In AI training disputes, datasets can become the key issue because they connect individual works to broader model development. If a dataset contains copyrighted books, the legal question turns to whether using that dataset for training was permitted.

The source article also says the complaint accuses Apple of using Applebot to copy website content and obtain material from shadow libraries. Taken together, the claims describe more than one alleged path by which copyrighted material may have entered Apple’s AI training pipeline.

Part of a wider copyright fight

The case follows a recent lawsuit against Anthropic that ended in a settlement after similar copyright claims.
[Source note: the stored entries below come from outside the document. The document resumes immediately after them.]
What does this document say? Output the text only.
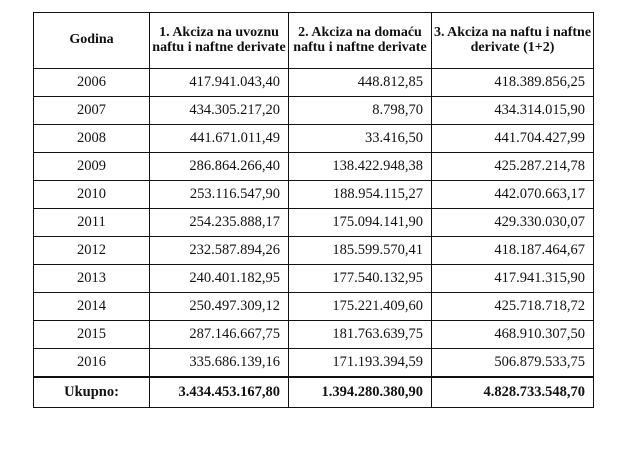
Godina	1. Akciza na uvoznu naftu i naftne derivate	2. Akciza na domaću naftu i naftne derivate	3. Akciza na naftu i naftne derivate (1+2)
2006	417.941.043,40	448.812,85	418.389.856,25
2007	434.305.217,20	8.798,70	434.314.015,90
2008	441.671.011,49	33.416,50	441.704.427,99
2009	286.864.266,40	138.422.948,38	425.287.214,78
2010	253.116.547,90	188.954.115,27	442.070.663,17
2011	254.235.888,17	175.094.141,90	429.330.030,07
2012	232.587.894,26	185.599.570,41	418.187.464,67
2013	240.401.182,95	177.540.132,95	417.941.315,90
2014	250.497.309,12	175.221.409,60	425.718.718,72
2015	287.146.667,75	181.763.639,75	468.910.307,50
2016	335.686.139,16	171.193.394,59	506.879.533,75
Ukupno:	3.434.453.167,80	1.394.280.380,90	4.828.733.548,70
The source article does not give further details about that settlement, but the comparison shows that Apple’s case is part of a broader pattern of author challenges to AI training practices.

For the AI industry, these lawsuits keep returning to the same practical question: who controls the books, articles and web content used to build large AI systems? For authors, the concern is whether their work can be absorbed into training datasets without permission.

For Apple, the California lawsuit brings that question directly to models named in the complaint, including OpenELM and Apple Intelligence. Until the case moves further, the known facts are limited to the authors’ allegations, the datasets and tools named in the complaint, and the remedies the plaintiffs are seeking.